To reduce the risk of disease transmission, the U.S. Food and Drug Administration (FDA) has established stringent requirements in “Donor Eligibility,” 21 CFR Part 1271 subpart C, and “Guidance for Industry: Eligibility Determination for Donors of Human Cells, Tissues, and Cellular and Tissue-Based Products (HCT/Ps). Although the disease transmission risk is a concern for any allograft transplantation procedure, the rate of occurrence is extremely low. Extensive health and lifestyle screening of donors and family members is conducted. Additionally, standard screening tests are performed for each donor to ensure tissue safety. These tests are anti-human immunodeficiency virus (HIV) type 1 and 2, HIV nucleic acid test (NAT), hepatitis B surface antigen (HBsAg), anti-hepatitis B core antigen (HBcAb, total, IgG, and IgM), anti-hepatitis C virus (HCV), HCV NAT, anti-human T-lymphotropic virus (HTLV) type I and II, syphilis (RPR screening test, followed by a treponemal-specific assay if screening assay is positive). In addition to those tests required by the FDA, the following screening tests are performed: EBV (IgM)–Epstein Barr virus and CMV (IgM)–cytomegalovirus and West Niles virus. Standard sterility testing was also conducted for each lot (donor) of DeNovo NT graft prior to tissue release.
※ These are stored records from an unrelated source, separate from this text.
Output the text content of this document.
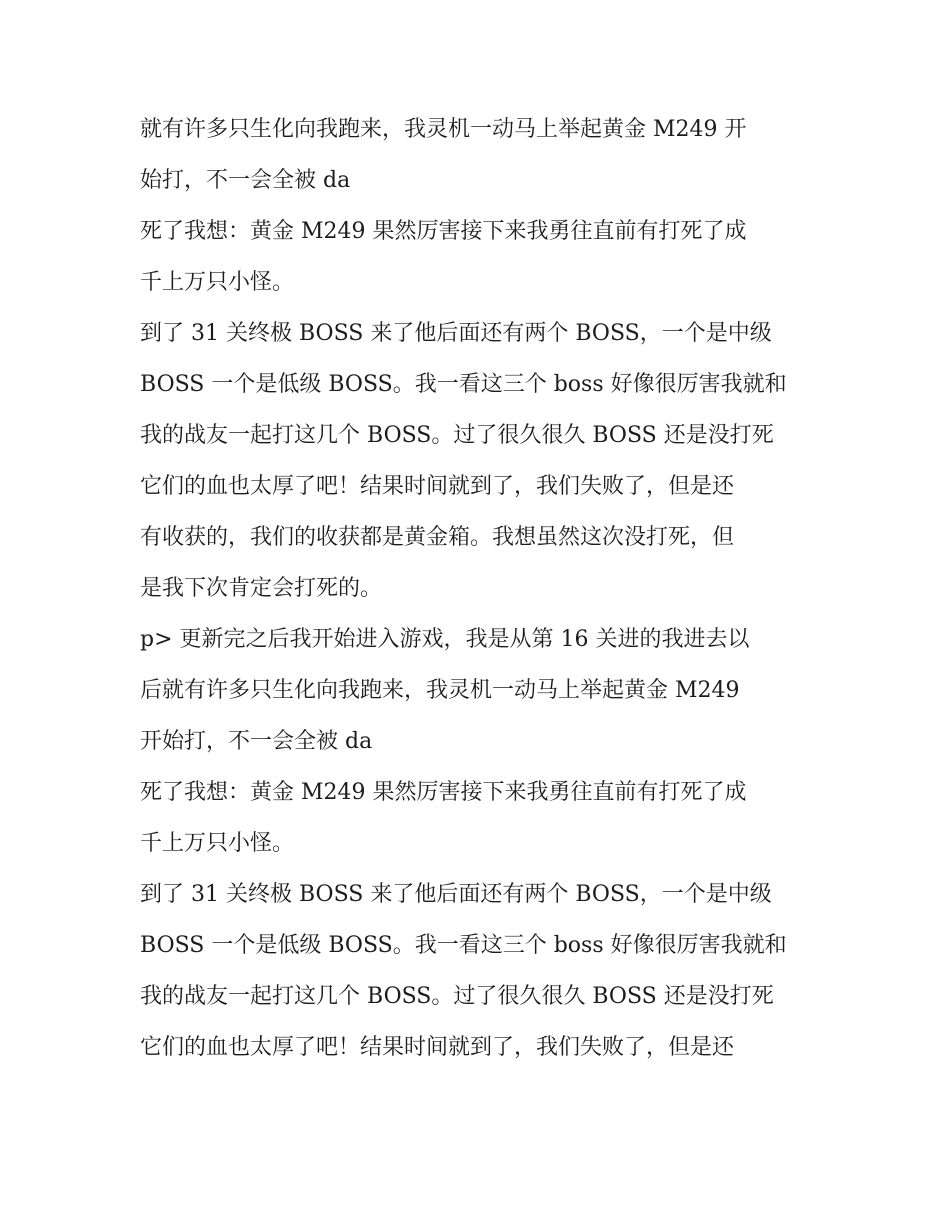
就有许多只生化向我跑来，我灵机一动马上举起黄金 M249 开
始打，不一会全被 da
死了我想：黄金 M249 果然厉害接下来我勇往直前有打死了成
千上万只小怪。
到了 31 关终极 BOSS 来了他后面还有两个 BOSS，一个是中级
BOSS 一个是低级 BOSS。我一看这三个 boss 好像很厉害我就和
我的战友一起打这几个 BOSS。过了很久很久 BOSS 还是没打死
它们的血也太厚了吧！结果时间就到了，我们失败了，但是还
有收获的，我们的收获都是黄金箱。我想虽然这次没打死，但
是我下次肯定会打死的。
p> 更新完之后我开始进入游戏，我是从第 16 关进的我进去以
后就有许多只生化向我跑来，我灵机一动马上举起黄金 M249
开始打，不一会全被 da
死了我想：黄金 M249 果然厉害接下来我勇往直前有打死了成
千上万只小怪。
到了 31 关终极 BOSS 来了他后面还有两个 BOSS，一个是中级
BOSS 一个是低级 BOSS。我一看这三个 boss 好像很厉害我就和
我的战友一起打这几个 BOSS。过了很久很久 BOSS 还是没打死
它们的血也太厚了吧！结果时间就到了，我们失败了，但是还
Objectives and Limitations of MRI

The objectives of MRI performed at various time points in cartilage studies are to characterize the extent of changes to cartilage and subchondral bone qualitatively and/or quantitatively. For instance, the amount of defect filling and quality of repair tissue could be analyzed from MRI data. Any substantial subchondral bone changes could also been detected. These changes may be related or independent of actual repair procedures. One example is the subchondral bone edema often observed in patients who have received cartilage repair surgical treatments. Progression of subchondral bone edema should be monitored to understand the causes and consequences of these bony changes. However, there are limitations of MRI, such as difficulties in interpretation, measurement resolution, and cost.

Hypertrophy

Hypertrophy is often seen with ACI,[26] with a subset of patients eventually requiring revision surgery to shave away the excessive amount of hypertrophic tissue. This tissue overgrowth has been found to be mainly due to the use of periosteal flap in ACI procedures, and replacement of the periosteal flap with a collagen membrane has largely resolved the issue.[27] In the present study of chondral defect repair with particulated juvenile cartilage allograft, no periosteal flap is used and no revision was performed as the consequence of repair tissue hypertrophy.

Conclusions

Based on the preliminary clinical data obtained so far on the initial 4 patients who have reached the important milestone of 24 months postimplantation of DeNovo NT graft, patients experienced consistently encouraging improvement from baseline for parameters of pain and function as demonstrated by IKDC, KOOS, and VAS clinical outcome measures. The improvement observed in this preliminary report needs to be confirmed with the complete set of data for all 25 patients at 24 months of follow-up in a future report. In addition, MRI evaluations suggest good defect filling. There were no complications, and no evidence of graft rejection phenomena was reported. The outcomes suggest that particulated juvenile cartilage allograft is capable of filling chondral defects and greatly improving symptoms, given the understanding of the limitations of this study as a case series without a control arm.